Anyone working in a services / performance tuning role will quickly understand the value of the title.
For any problem solving to start, its critical for you to have a clear idea about what you think the problem actually is. That might sound obvious to you, but its very easy to get lost in someones description of whats happening.
Imagine the scene where you get a phone call and someone says “you need to fix the network, it seems broken…”
What does that sentence really mean? You won’t find out until you start asking sensible questions about what the stakeholder is seeing. If the user was on a 10/100 Mbit and they were seeing about 10-12 MBs a second then thats probably about as fast as its going to go (note Mbit vs MB). To get over this “problem” we have to make a decision; compress the files, use a different machine etc etc.
Until you know the root cause of the problem, you can’t suggest a fix. You can’t even mitigate the issue.
Let’s say the above network was using an ACME switch, known to not be fully non-blocking. If you don’t know how much bandwidth is in use, then can you say for sure that just swapping out the switch for a brand new switch (of the same model) is going to fix it? No. So if you did that, you’d be swapping out a perfectly ok switch for a brand new one which is going to experience exactly the same behaviour.

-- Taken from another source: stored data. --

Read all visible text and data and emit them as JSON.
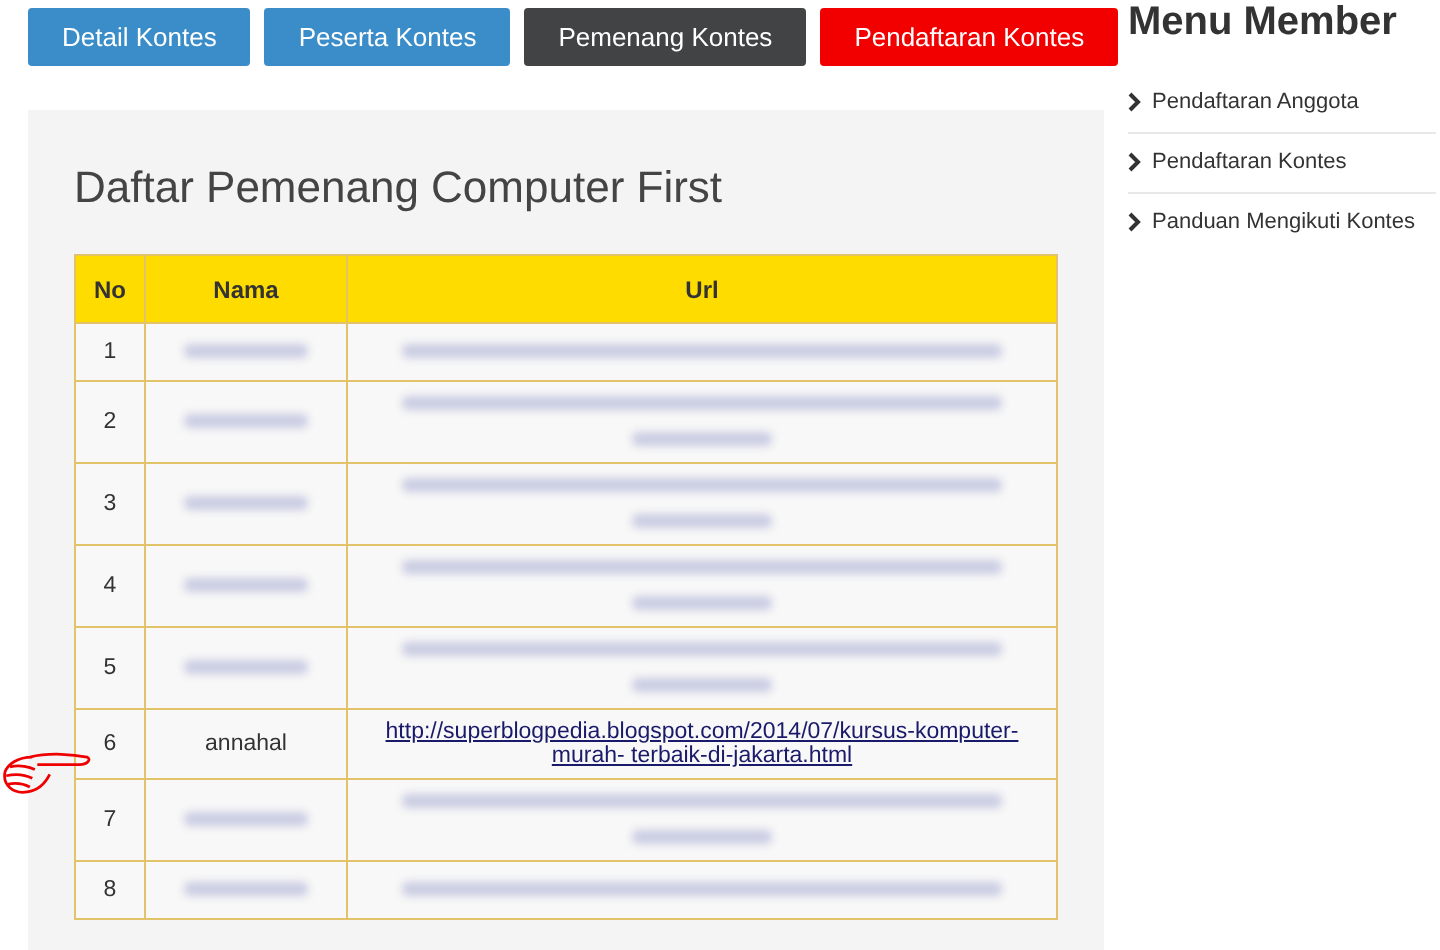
{
  "nav_buttons": [
    {
      "label": "Detail Kontes",
      "kind": "primary"
    },
    {
      "label": "Peserta Kontes",
      "kind": "primary"
    },
    {
      "label": "Pemenang Kontes",
      "kind": "dark"
    },
    {
      "label": "Pendaftaran Kontes",
      "kind": "danger"
    }
  ],
  "content": {
    "title": "Daftar Pemenang Computer First",
    "table": {
      "columns": [
        "No",
        "Nama",
        "Url"
      ],
      "rows": [
        {
          "no": "1",
          "kind": "blurred-short"
        },
        {
          "no": "2",
          "kind": "blurred"
        },
        {
          "no": "3",
          "kind": "blurred"
        },
        {
          "no": "4",
          "kind": "blurred"
        },
        {
          "no": "5",
          "kind": "blurred"
        },
        {
          "no": "6",
          "kind": "text",
          "nama": "annahal",
          "url": "http://superblogpedia.blogspot.com/2014/07/kursus-komputer-murah- terbaik-di-jakarta.html"
        },
        {
          "no": "7",
          "kind": "blurred"
        },
        {
          "no": "8",
          "kind": "blurred-short"
        }
      ]
    }
  },
  "sidebar": {
    "title": "Menu Member",
    "items": [
      "Pendaftaran Anggota",
      "Pendaftaran Kontes",
      "Panduan Mengikuti Kontes"
    ]
  }
}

Below is a video which is ficticious scenario, but fairly realistic. A user calls up and complains about the website being “down”. The webserver seems to be working, but he user insists that an action be taken. The analyst doesn’t take the time to actually determine what problem the user is seeing, and instead simply complies with the request to action. Watch the video to see the rest!
Jumping to cause broke the website completely, and could have been averted if the analyst stuck to his guns and produced a proper problem statement and description.
Keep in mind that the true root cause will explain the symptoms that are seen. So when someone makes a suggestion about what the cause could be, test it against the specification and see if it seems true.